Even though it is being called the strongest CARIFTA squad in recent memory, it is not as strong as it could be as the top high school hurdler in the country will be left at home.
Kirk Lewis, who represented The Bahamas on the world level last year, couldn't even get a nod on a regional level this year, despite improving his time drastically in the 110-meter (m) hurdles. The National High School Champion in the event fell four one hundredths of a second short of the qualifying standard that was put in place by the Bahamas Association of Athletic Associations (BAAA). He ran 14.34 seconds at the Scotiabank High School Nationals, and followed that up with a 14.36 second place run at the Colina CARIFTA Trials this past weekend. The BAAA qualifying standard is 14.30 seconds.
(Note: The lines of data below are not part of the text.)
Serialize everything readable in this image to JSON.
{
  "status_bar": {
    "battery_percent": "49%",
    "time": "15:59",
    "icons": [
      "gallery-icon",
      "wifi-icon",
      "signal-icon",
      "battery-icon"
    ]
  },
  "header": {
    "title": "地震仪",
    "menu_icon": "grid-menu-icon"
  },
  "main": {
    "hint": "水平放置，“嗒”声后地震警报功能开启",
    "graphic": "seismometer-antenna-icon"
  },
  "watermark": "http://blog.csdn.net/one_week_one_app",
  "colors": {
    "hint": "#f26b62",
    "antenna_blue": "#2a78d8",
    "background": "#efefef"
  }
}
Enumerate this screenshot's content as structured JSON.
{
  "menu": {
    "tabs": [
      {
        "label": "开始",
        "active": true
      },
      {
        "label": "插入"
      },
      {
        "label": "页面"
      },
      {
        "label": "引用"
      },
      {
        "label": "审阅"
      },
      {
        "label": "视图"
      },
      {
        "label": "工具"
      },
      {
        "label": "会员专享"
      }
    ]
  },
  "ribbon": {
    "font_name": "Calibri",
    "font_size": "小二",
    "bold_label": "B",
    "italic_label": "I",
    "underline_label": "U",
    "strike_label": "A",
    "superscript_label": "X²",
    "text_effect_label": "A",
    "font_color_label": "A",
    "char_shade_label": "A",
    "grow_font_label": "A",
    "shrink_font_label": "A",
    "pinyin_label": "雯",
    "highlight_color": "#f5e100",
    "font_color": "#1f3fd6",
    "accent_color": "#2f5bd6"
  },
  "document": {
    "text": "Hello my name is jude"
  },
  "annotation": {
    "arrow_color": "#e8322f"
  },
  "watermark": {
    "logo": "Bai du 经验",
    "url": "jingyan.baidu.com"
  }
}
College athlete Patrick Bodie won the event at the CARIFTA Trials this past weekend in 14.27 seconds, and Lewis settled for second. Bodie was named to the team and Lewis, who was a part of The Bahamas'team that travelled to the International Association of Athletic Federations'(IAAF)World Youth Championships in Lille, France, last year, was left on the outside looking in, when the CARIFTA team was ratified on Sunday.
According to Lyndale Lewis, mother of Kirk, this is just another slighted action on behalf of the BAAA toward her son.
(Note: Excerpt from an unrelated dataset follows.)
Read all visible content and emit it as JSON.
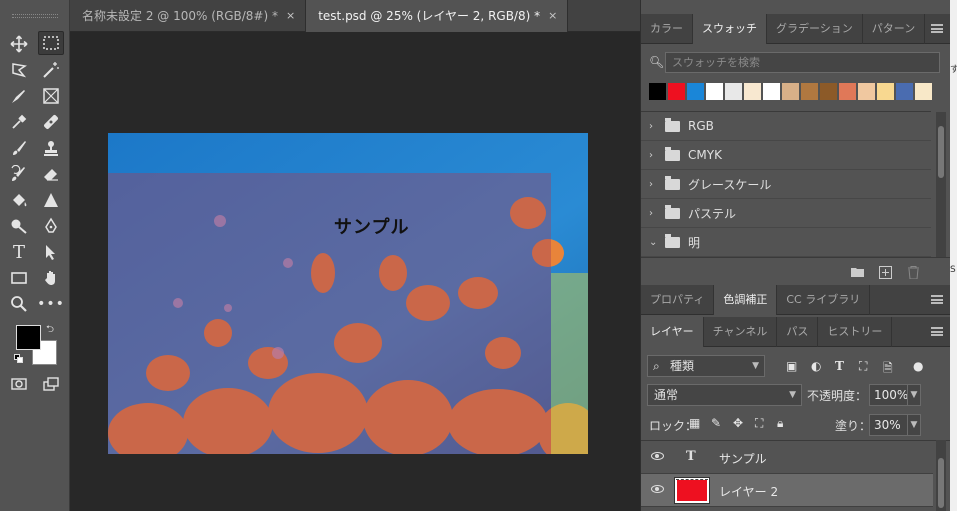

"This is just another matter of the BAAA rearing its ugly head. They are saying that all of the athletes on the team qualified but we found that not to be the case, and now the BAAA statistician is saying that it was an oversight. The BAAA has done everything it can to make it more difficult for Kirk
to qualify in the 110m hurdles. All of the other countries have lower qualifying standards. In Trinidad, the standard is 14.95, and the guy who won their CARIFTA Trials ran 14.69. For Bermuda, the standard is also in the high 14s. Here it is, Kirk has ran 14.34, and that time is among the top times by his peers in the region. In the BAAA, they have no idea of the standards around the Caribbean, and no idea of performances of athletes around the region. Kirk would have been a contender for a medal in Bermuda, but there seems to be a conspiracy within the BAAA to keep him off the team all because of their personal feelings toward his coach Shaun Miller. It is wrong and dirty, and they know it."
BAAA President Mike Sands and Head Coach Dianne Woodside were unavailable for comment yesterday, but they have gone on record saying that about 90 percent of the team have made the qualifying standard. As for the qualifying standards, they are set in place by the BAAA each year based on the results from the previous CARIFTA Track and Field Championships. This year's meet is set for the Easter holiday weekend, April 7-9, in Hamilton, Bermuda.
"My son hasn't slept from Sunday. He is very disappointed and feels slighted knowing that the BAAA has targeted him in this way," said Lewis. "They are not giving him an opportunity to excel. Patrick(Bodie)is a very good athlete and he went to CARIFTA last year with a 14.40 performance. Here it is, they both are under that time and Kirk cannot get the nod that he deserves. We're taking this to the ministry, and let the minister know what's going on," she assured.
Lyndale Lewis said that a decision not to have heats in the event at the CARIFTA Trials also hurt her son. The event was ran as a straight final with Lewis and Bodie running out of lanes seven and eight. According to reports, the race was too close to call, but somehow, on the clock, they were still separated by nine one hundredths of a second-Bodie under the qualifying time and Lewis just above it.
"Initially, we were concerned about the fact that they had the two fastest hurdlers in lanes seven and eight, but it is what it is and the race went on. The race was very close to the point where you couldn't tell a winner from looking at it with the naked eye. Something just isn't right in the BAAA when it comes to Shaun Miller and his athletes. Unfortunately, it's my son who is being slighted now, but we'll deal with it and move on."
Under the guidance of his coach Shaun Miller, C.V. Bethel hurdler Lewis decided to pull out of the 110m hurdles at the Government Secondary Schools Sports Association (GSSSA) Championships this year because of a discrepancy in the height of the hurdles. Apparently, the hurdles were set at the height at the world level, 49 inches, as opposed to the height used for the CARIFTA Championships, 39 inches. The height was adjusted for the CARIFTA Trials, but with the event being ran as a straight final, Lewis said that her son only had one shot of qualifying for CARIFTA, and unfortunately just fell short. She assured that her son was the closest to the qualifying standards of the non-qualifiers though, and as a result, should have been given top priority during consideration for the CARIFTA squad.